Lastly, we need to ask you about James Blunt. We’ve always assumed the book was named after that song and because of that line about “she smiled at me on the subway” which is how your main characters’ paths first cross…
Gosh, I didn’t even know that was one of the lyrics! I can’t remember exactly how I came up with those two particular words “You’re Beautiful” for the title, but I know I wanted something that tied into the theme of obsession, and I definitely wasn’t referring to the James Blunt song. But I do remember that after I settled on the title, I decided to give a nod to the song. I was living in Japan when the record was a big hit in the UK, and Japan has its own huge domestic pop music industry—you don’t get much Western pop music on the radio or TV there. So I wasn’t familiar with the lyrics. I had a quick look at them online when I was thinking how I could build a mention of the song into the book. The lyric that stood out for me was ” I’ll never be with you.” In this book about deluded love, the main character, John, is convinced that the object of his obsession, Lisa, is in love with him and he will most definitely, without a doubt, be with her. So this is his reaction when he goes to the house of his colleague Tammy and the song is playing on her CD player.

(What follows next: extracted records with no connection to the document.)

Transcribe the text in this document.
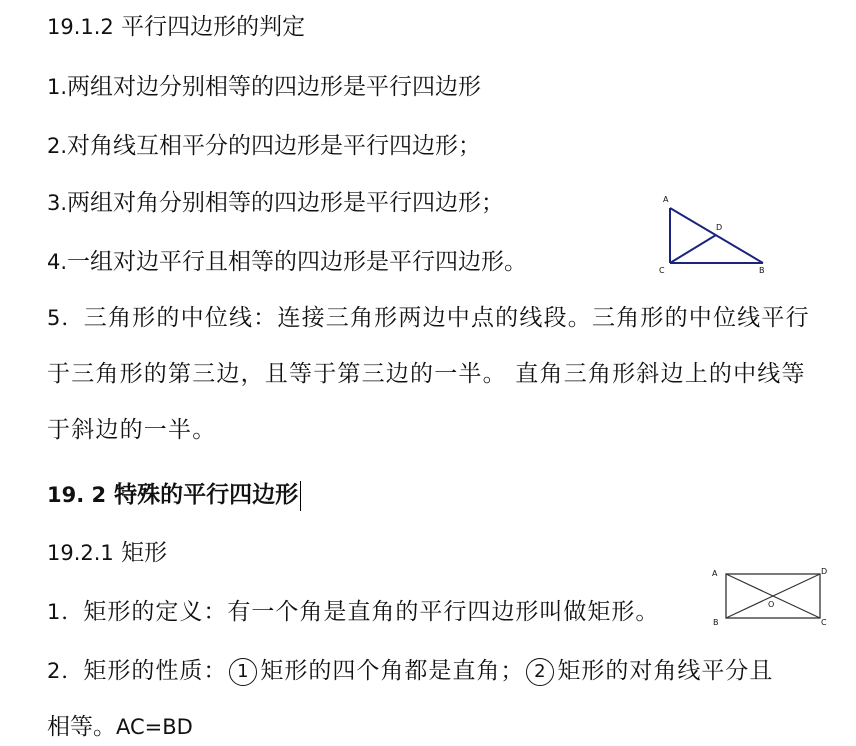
19.1.2 平行四边形的判定
1.两组对边分别相等的四边形是平行四边形
2.对角线互相平分的四边形是平行四边形；
3.两组对角分别相等的四边形是平行四边形；
4.一组对边平行且相等的四边形是平行四边形。
A
D
C	B
5．三角形的中位线：连接三角形两边中点的线段。三角形的中位线平行于三角形的第三边，且等于第三边的一半。 直角三角形斜边上的中线等于斜边的一半。
19. 2 特殊的平行四边形
19.2.1 矩形
1．矩形的定义：有一个角是直角的平行四边形叫做矩形。
A	D
O
B	C
2．矩形的性质： 1 矩形的四个角都是直角； 2 矩形的对角线平分且
相等。AC=BD
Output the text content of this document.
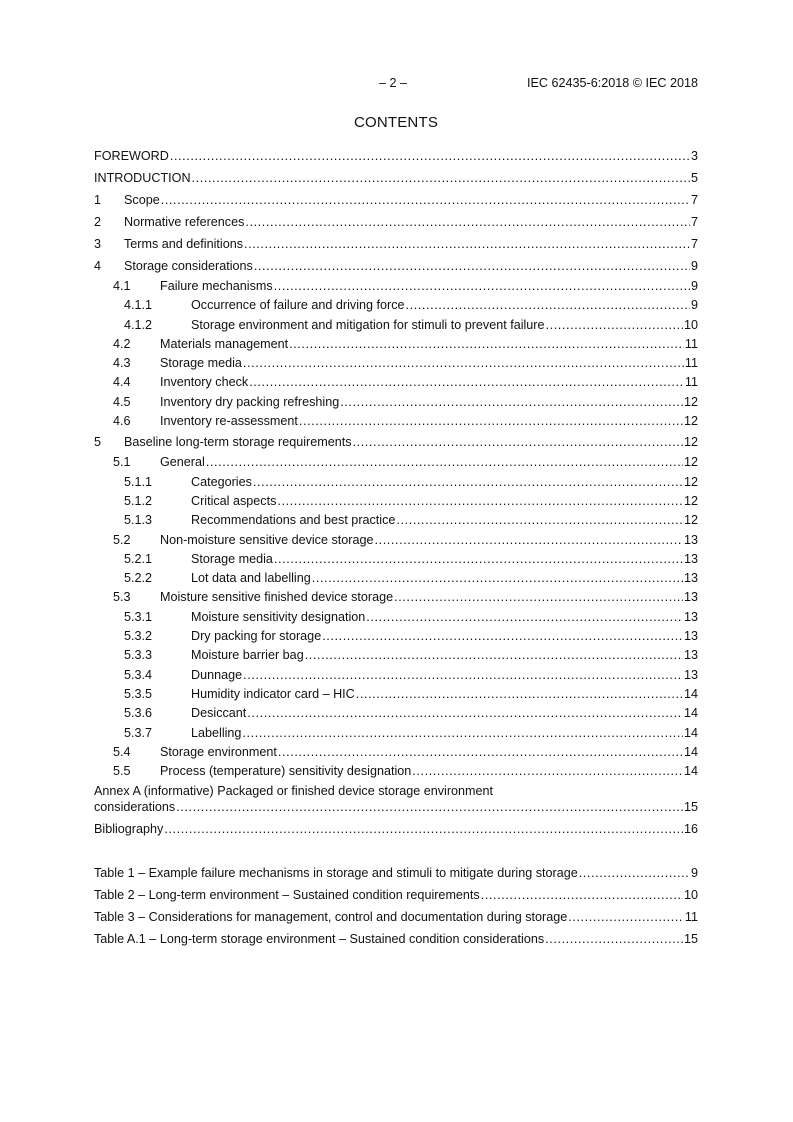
– 2 –	IEC 62435-6:2018 © IEC 2018
CONTENTS
FOREWORD .....	3
INTRODUCTION .....	5
1	Scope .....	7
2	Normative references .....	7
3	Terms and definitions .....	7
4	Storage considerations .....	9
4.1	Failure mechanisms .....	9
4.1.1	Occurrence of failure and driving force .....	9
4.1.2	Storage environment and mitigation for stimuli to prevent failure .....	10
4.2	Materials management .....	11
4.3	Storage media .....	11
4.4	Inventory check .....	11
4.5	Inventory dry packing refreshing .....	12
4.6	Inventory re-assessment .....	12
5	Baseline long-term storage requirements .....	12
5.1	General .....	12
5.1.1	Categories .....	12
5.1.2	Critical aspects .....	12
5.1.3	Recommendations and best practice .....	12
5.2	Non-moisture sensitive device storage .....	13
5.2.1	Storage media .....	13
5.2.2	Lot data and labelling .....	13
5.3	Moisture sensitive finished device storage .....	13
5.3.1	Moisture sensitivity designation .....	13
5.3.2	Dry packing for storage .....	13
5.3.3	Moisture barrier bag .....	13
5.3.4	Dunnage .....	13
5.3.5	Humidity indicator card – HIC .....	14
5.3.6	Desiccant .....	14
5.3.7	Labelling .....	14
5.4	Storage environment .....	14
5.5	Process (temperature) sensitivity designation .....	14
Annex A (informative) Packaged or finished device storage environment
considerations .....	15
Bibliography .....	16
Table 1 – Example failure mechanisms in storage and stimuli to mitigate during storage .....	9
Table 2 – Long-term environment – Sustained condition requirements .....	10
Table 3 – Considerations for management, control and documentation during storage .....	11
Table A.1 – Long-term storage environment – Sustained condition considerations .....	15
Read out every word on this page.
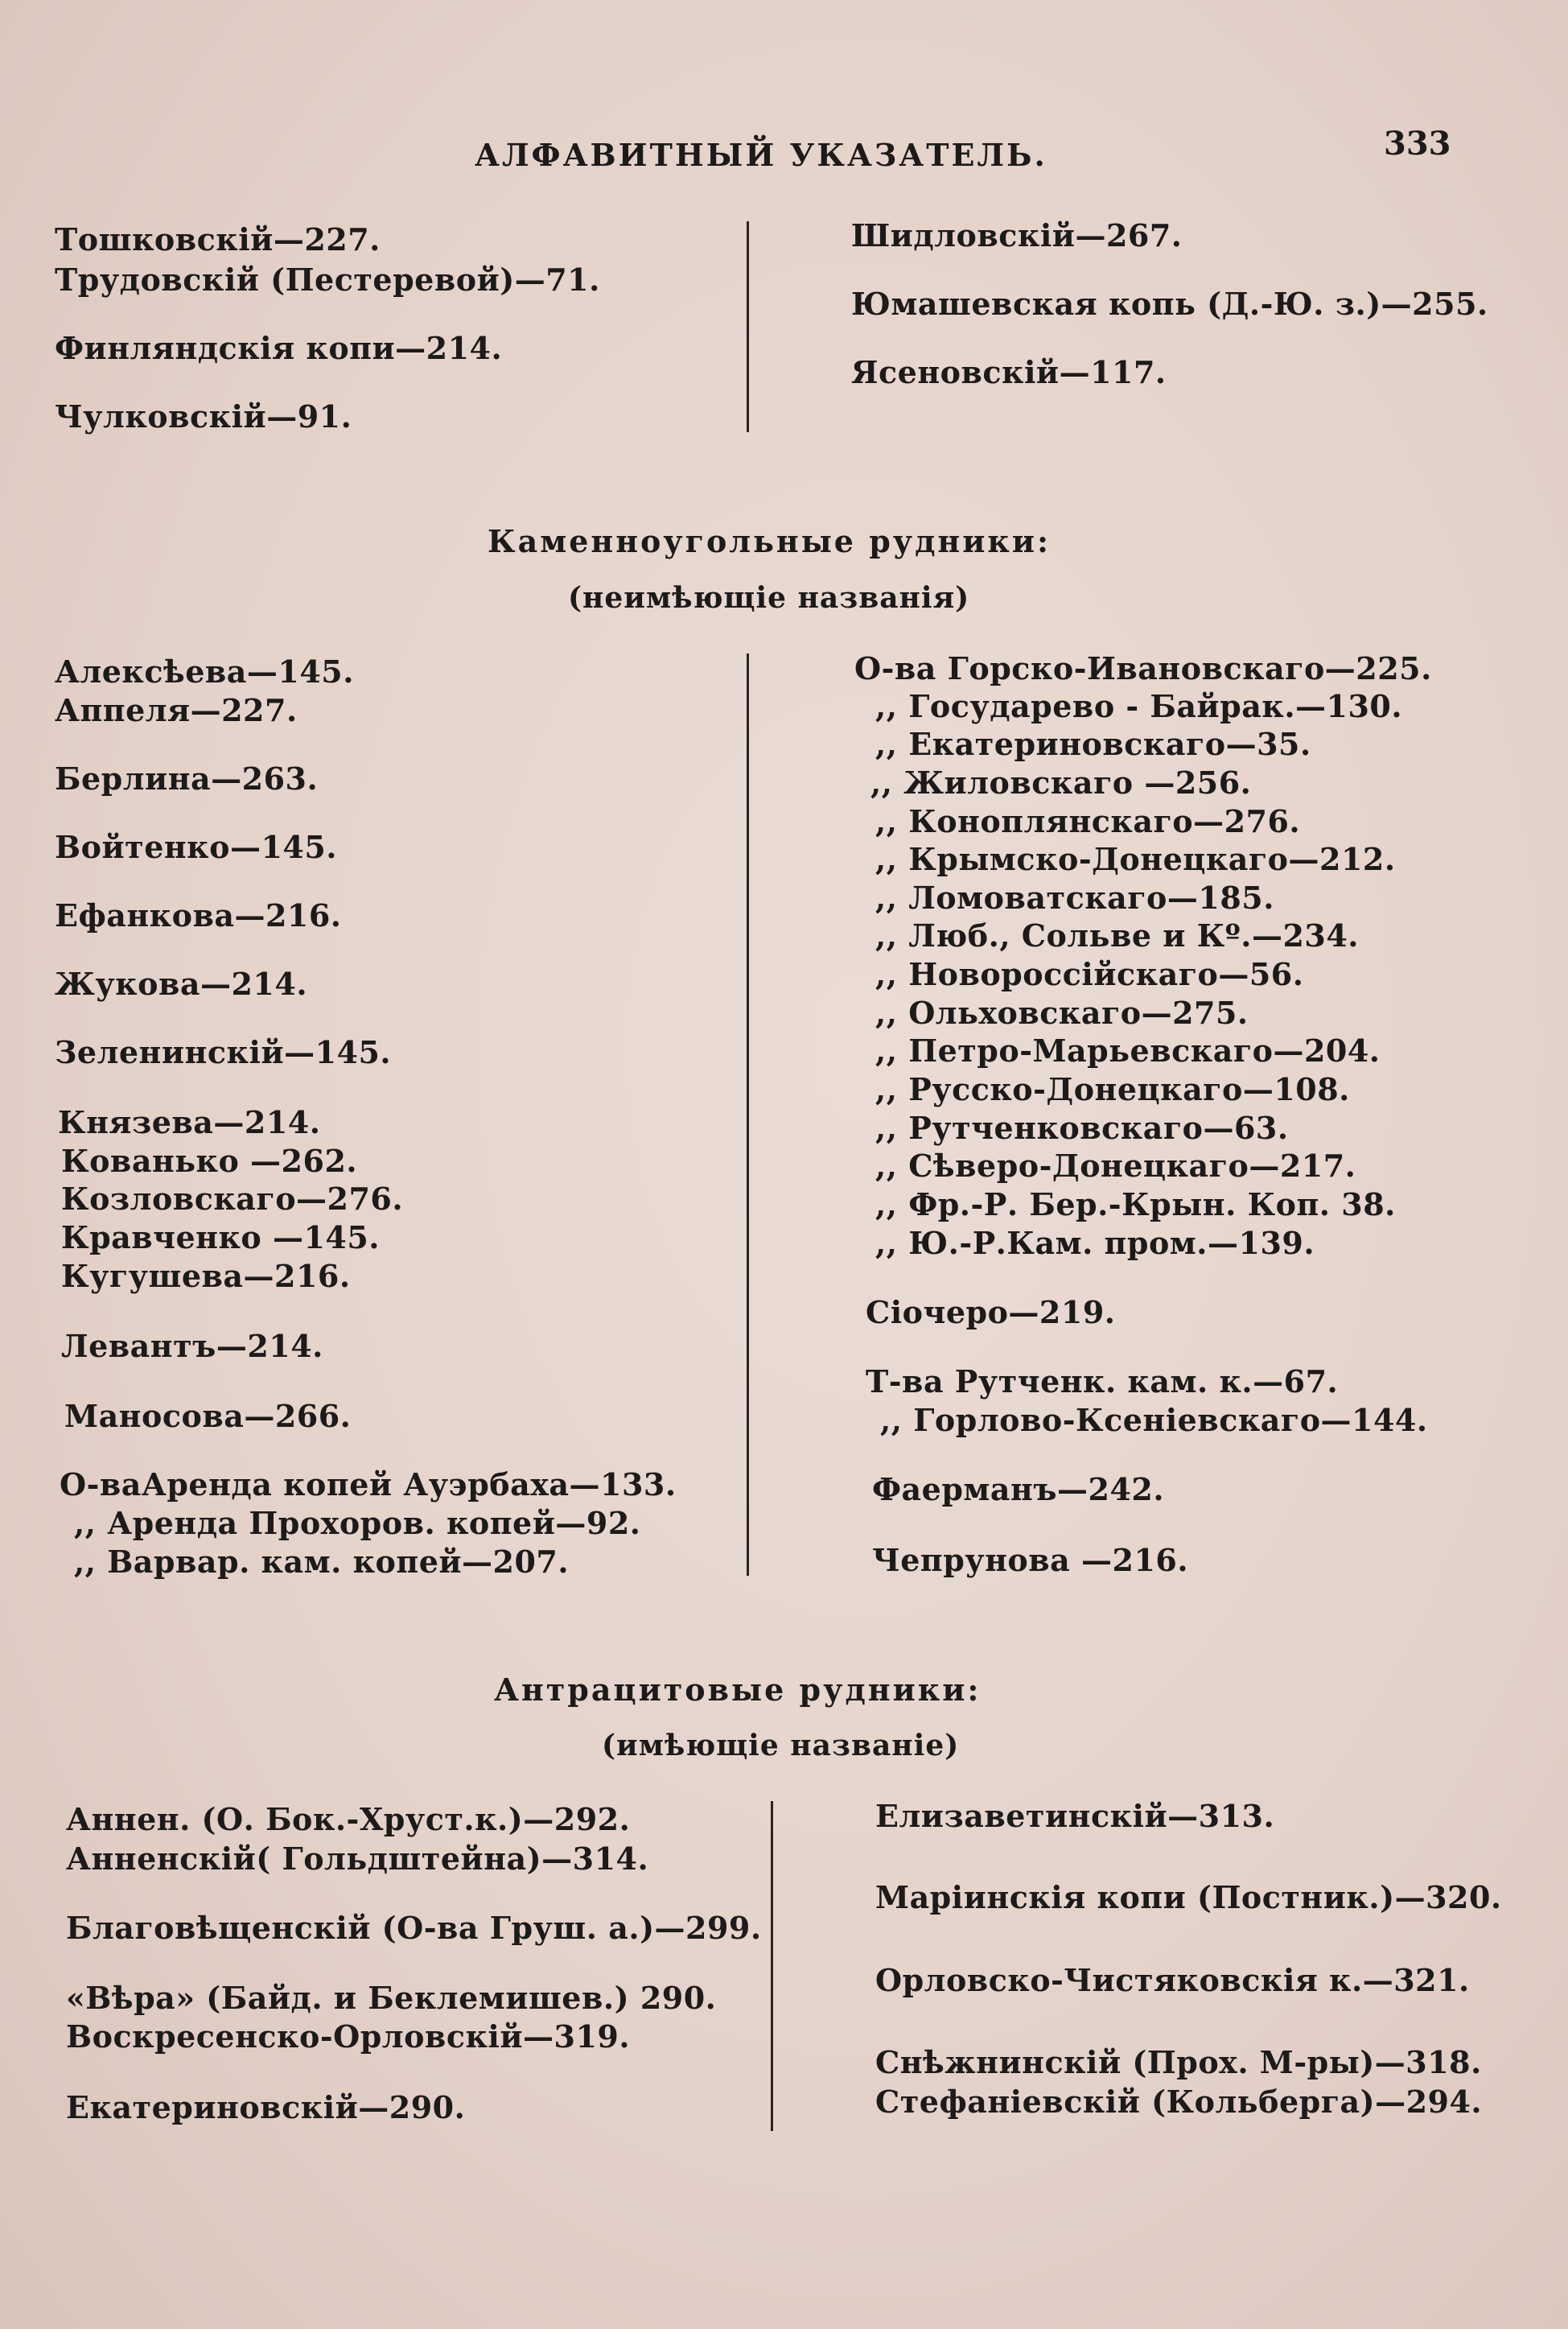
АЛФАВИТНЫЙ УКАЗАТЕЛЬ.	333
Тошковскій—227.
Трудовскій (Пестеревой)—71.
Финляндскія копи—214.
Чулковскій—91.
Шидловскій—267.
Юмашевская копь (Д.-Ю. з.)—255.
Ясеновскій—117.
Каменноугольные рудники:
(неимѣющіе названія)
Алексѣева—145.
Аппеля—227.
Берлина—263.
Войтенко—145.
Ефанкова—216.
Жукова—214.
Зеленинскій—145.
Князева—214.
Кованько —262.
Козловскаго—276.
Кравченко —145.
Кугушева—216.
Левантъ—214.
Маносова—266.
О-ваАренда копей Ауэрбаха—133.
,, Аренда Прохоров. копей—92.
,, Варвар. кам. копей—207.
О-ва Горско-Ивановскаго—225.
,, Государево - Байрак.—130.
,, Екатериновскаго—35.
,, Жиловскаго —256.
,, Коноплянскаго—276.
,, Крымско-Донецкаго—212.
,, Ломоватскаго—185.
,, Люб., Сольве и Кº.—234.
,, Новороссійскаго—56.
,, Ольховскаго—275.
,, Петро-Марьевскаго—204.
,, Русско-Донецкаго—108.
,, Рутченковскаго—63.
,, Сѣверо-Донецкаго—217.
,, Фр.-Р. Бер.-Крын. Коп. 38.
,, Ю.-Р.Кам. пром.—139.
Сіочеро—219.
Т-ва Рутченк. кам. к.—67.
,, Горлово-Ксеніевскаго—144.
Фаерманъ—242.
Чепрунова —216.
Антрацитовые рудники:
(имѣющіе названіе)
Аннен. (О. Бок.-Хруст.к.)—292.
Анненскій( Гольдштейна)—314.
Благовѣщенскій (О-ва Груш. а.)—299.
«Вѣра» (Байд. и Беклемишев.) 290.
Воскресенско-Орловскій—319.
Екатериновскій—290.
Елизаветинскій—313.
Маріинскія копи (Постник.)—320.
Орловско-Чистяковскія к.—321.
Снѣжнинскій (Прох. М-ры)—318.
Стефаніевскій (Кольберга)—294.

” . . . he can’t bear the bland monotony of James Blunt, that crappy song that had been everywhere a few years ago, although it’s ironic that the lyrics now make him think of Lisa—you’re beautiful . . . I saw your face in a crowded place . . . I’ll never be with you—well, apart from the last line. Loser. He presses stop, picks up the empty CD case on the table, examines it briefly and discards it with a snort.”
The Bath Novel Award & The Bath Children’s Novel Award are annual international prizes for unpublished and independently published novelists. Each offers a £2,000 prize plus a shortlist award of £500. The Bath Novel Award 2017 will be opening to entries from 1st December 2016.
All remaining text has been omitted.